8-K


UNITED STATES
SECURITIES AND EXCHANGE COMMISSION
WASHINGTON, D.C. 20549

FORM 8-K

CURRENT REPORT
PURSUANT TO SECTION 13 OR 15(d) OF THE SECURITIES EXCHANGE ACT OF 1934

Date of Report (Date of earliest event reported): January 29, 2016

DELEK US HOLDINGS, INC.
(Exact name of registrant as specified in its charter)

Delaware
(State or other jurisdiction
of incorporation)
001-32868
(Commission File Number)
52-2319066
(IRS Employer
Identification No.)

7102 Commerce Way
Brentwood, Tennessee
(Address of principal executive offices)

37027
(Zip Code)

Registrant's telephone number, including area code: (615) 771-6701

Not Applicable
(Former name or former address, if changed since last report)

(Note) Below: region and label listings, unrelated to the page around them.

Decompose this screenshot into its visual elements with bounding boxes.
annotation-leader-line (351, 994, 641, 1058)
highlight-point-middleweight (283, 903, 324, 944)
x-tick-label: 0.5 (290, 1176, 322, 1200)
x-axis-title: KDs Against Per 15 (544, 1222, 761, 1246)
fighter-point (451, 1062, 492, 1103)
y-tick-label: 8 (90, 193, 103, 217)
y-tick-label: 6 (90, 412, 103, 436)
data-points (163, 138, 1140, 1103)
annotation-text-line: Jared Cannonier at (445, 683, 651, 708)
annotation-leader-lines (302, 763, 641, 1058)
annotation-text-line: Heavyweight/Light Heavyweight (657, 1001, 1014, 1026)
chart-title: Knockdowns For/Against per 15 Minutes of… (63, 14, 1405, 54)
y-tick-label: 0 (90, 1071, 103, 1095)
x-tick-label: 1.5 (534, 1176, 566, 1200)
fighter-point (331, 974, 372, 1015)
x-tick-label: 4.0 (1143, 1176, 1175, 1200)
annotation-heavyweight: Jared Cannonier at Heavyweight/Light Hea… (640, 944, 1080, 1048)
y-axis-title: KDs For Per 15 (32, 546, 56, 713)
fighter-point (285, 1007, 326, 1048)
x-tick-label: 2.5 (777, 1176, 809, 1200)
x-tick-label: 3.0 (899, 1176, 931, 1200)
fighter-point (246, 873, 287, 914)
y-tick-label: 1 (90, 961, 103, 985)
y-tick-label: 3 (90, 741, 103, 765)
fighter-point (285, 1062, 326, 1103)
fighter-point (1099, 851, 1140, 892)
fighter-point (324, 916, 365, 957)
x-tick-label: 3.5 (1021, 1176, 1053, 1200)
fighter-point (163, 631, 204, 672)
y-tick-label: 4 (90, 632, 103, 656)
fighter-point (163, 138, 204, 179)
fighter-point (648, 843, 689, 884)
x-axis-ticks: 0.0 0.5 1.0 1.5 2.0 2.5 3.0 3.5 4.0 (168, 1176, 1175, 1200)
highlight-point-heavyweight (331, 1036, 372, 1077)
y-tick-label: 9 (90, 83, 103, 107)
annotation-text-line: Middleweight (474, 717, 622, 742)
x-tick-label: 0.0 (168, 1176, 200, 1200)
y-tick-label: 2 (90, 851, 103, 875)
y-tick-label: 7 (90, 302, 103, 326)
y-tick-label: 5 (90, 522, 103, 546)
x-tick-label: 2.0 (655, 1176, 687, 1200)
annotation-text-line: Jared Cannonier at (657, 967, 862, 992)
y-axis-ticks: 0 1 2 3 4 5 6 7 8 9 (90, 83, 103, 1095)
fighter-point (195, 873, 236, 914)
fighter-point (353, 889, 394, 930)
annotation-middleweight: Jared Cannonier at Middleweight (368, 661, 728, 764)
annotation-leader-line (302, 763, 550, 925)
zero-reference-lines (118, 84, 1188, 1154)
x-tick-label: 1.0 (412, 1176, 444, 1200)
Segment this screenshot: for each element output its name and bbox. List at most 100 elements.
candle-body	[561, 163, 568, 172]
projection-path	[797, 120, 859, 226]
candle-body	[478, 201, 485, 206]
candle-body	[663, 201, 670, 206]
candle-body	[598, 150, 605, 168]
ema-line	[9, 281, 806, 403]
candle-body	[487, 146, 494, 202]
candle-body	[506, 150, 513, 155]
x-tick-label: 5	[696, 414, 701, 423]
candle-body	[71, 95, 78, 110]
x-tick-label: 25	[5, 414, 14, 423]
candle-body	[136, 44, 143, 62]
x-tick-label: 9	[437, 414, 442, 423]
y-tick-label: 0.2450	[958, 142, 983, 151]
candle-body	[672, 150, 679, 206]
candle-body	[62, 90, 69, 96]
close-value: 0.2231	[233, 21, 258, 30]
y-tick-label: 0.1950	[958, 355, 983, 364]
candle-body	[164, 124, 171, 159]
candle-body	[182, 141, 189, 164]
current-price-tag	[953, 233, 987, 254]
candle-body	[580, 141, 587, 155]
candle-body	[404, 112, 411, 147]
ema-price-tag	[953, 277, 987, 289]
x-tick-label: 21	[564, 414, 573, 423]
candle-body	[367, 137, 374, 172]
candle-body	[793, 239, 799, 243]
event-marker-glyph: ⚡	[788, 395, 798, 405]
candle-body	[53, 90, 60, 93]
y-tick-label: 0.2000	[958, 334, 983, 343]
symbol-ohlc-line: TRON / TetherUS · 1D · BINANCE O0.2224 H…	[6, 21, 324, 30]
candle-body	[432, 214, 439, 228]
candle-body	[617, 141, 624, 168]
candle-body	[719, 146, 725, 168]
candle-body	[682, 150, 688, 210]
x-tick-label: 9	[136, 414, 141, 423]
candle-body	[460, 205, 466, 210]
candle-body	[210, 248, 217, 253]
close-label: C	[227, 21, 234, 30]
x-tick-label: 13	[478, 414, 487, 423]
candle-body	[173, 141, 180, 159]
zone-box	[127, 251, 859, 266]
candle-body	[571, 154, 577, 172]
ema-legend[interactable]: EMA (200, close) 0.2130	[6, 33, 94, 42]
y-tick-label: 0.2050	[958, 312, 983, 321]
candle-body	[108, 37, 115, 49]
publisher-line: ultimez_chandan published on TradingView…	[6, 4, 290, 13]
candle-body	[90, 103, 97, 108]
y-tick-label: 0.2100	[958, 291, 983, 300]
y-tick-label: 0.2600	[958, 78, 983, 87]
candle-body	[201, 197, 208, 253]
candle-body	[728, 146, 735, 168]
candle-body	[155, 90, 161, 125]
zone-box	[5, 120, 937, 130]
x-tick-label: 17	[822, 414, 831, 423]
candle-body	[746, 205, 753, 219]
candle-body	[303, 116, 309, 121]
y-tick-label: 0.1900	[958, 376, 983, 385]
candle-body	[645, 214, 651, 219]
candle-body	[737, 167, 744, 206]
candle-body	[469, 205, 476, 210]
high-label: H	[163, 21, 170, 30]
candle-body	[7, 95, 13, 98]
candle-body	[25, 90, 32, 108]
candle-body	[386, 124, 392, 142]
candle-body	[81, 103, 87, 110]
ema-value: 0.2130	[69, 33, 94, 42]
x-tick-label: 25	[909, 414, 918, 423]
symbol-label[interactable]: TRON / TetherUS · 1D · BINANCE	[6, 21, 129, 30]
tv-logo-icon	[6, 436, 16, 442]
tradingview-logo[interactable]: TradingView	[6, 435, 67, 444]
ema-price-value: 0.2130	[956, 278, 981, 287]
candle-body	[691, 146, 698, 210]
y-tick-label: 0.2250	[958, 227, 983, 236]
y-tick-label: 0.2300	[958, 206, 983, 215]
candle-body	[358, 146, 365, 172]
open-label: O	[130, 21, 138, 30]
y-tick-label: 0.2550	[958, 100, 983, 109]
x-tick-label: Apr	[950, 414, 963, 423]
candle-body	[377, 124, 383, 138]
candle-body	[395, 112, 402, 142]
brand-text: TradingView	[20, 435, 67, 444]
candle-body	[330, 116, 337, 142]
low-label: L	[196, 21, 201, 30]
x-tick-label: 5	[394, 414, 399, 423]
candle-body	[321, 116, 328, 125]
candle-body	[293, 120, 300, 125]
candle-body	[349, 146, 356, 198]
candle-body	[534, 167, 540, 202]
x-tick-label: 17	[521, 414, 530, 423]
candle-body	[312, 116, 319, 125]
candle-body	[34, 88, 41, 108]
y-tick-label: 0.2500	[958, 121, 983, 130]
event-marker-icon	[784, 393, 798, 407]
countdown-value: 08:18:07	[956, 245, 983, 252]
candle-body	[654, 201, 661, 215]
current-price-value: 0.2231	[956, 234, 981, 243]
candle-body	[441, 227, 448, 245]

Check the appropriate box below if the Form 8-K filing is intended to simultaneously satisfy the filing obligation of the registrant under any of the following provisions (see General Instruction A.2 below):

¨ Written communications pursuant to Rule 425 under the Securities Act (17 CFR 230.425)

¨ Soliciting material pursuant to Rule 14a-12 under the Exchange Act (17 CFR 240.14a-12)

¨ Pre-commencement communications pursuant to Rule 14d-2(b) under the Exchange Act (17 CFR 240.14d-2(b))

¨ Pre-commencement communications pursuant to Rule 13e-4(c) under the Exchange Act (17 CFR 240.13e-4(c))






Item 8.01 Other Events

On January 29, 2016, Delek US Holdings, Inc. (“Delek”) and Alon USA Energy, Inc. (“Alon USA”) entered into a first amendment (the “First Amendment”) to that certain Amended and Restated Stockholder Agreement between them dated April 14, 2015 (the “Stockholder Agreement”). Among other terms, the First Amendment:

(a)
Confirms that the board of directors of Alon USA (the "Alon Board") has determined that the members of the Alon Board who are also employees of Delek are “independent directors” under Section 303A.02 of the New York Stock Exchange Listed Company Manual;

(b)
Confirms that the Stockholder Agreement will terminate on May 14, 2016;

(c)
Confirms the identity or criteria for selection of the slate of eleven director nominees to be proposed for election to the Alon Board at the 2016 annual meeting of Alon USA stockholders along with procedures to identify any vacancies in that slate of nominees that may occur; and

(d)
Confirms that Alon USA has amended its bylaws to extend certain voting requirements regarding the removal or replacement of the chairman of the Alon Board until the 2017 annual meeting of Alon USA stockholders.

The foregoing description is not complete and is qualified in its entirety by reference to the full First Amendment, which is filed as Exhibit 10.1 to this Current Report on Form 8-K and incorporated herein by reference.

Item 9.01 Financial Statements and Exhibits.

(a)    Financial statements of businesses acquired.

Not applicable.

(b)    Pro forma financial information.

Not applicable.

(c)    Shell company transactions.

Not applicable.

(d)    Exhibits.

10.1
First Amendment dated January 29, 2016 to Amended and Restated Stockholder Agreement dated April 14, 2015 by and between Delek US Holdings, Inc. and Alon USA Energy, Inc.






SIGNATURES

Pursuant to the requirements of the Securities Exchange Act of 1934, the registrant has duly caused this report to be signed on its behalf by the undersigned hereunto duly authorized.

Dated: February 3, 2016
DELEK US HOLDINGS, INC.
 
 
 
/s/ Assaf Ginzburg
 
Name: Assaf Ginzburg
 
Title: EVP / Chief Financial Officer






EXHIBIT INDEX

Exhibit No.    Description

10.1
First Amendment dated January 29, 2016 to Amended and Restated Stockholder Agreement dated April 14, 2015 by and between Delek US Holdings, Inc. and Alon USA Energy, Inc.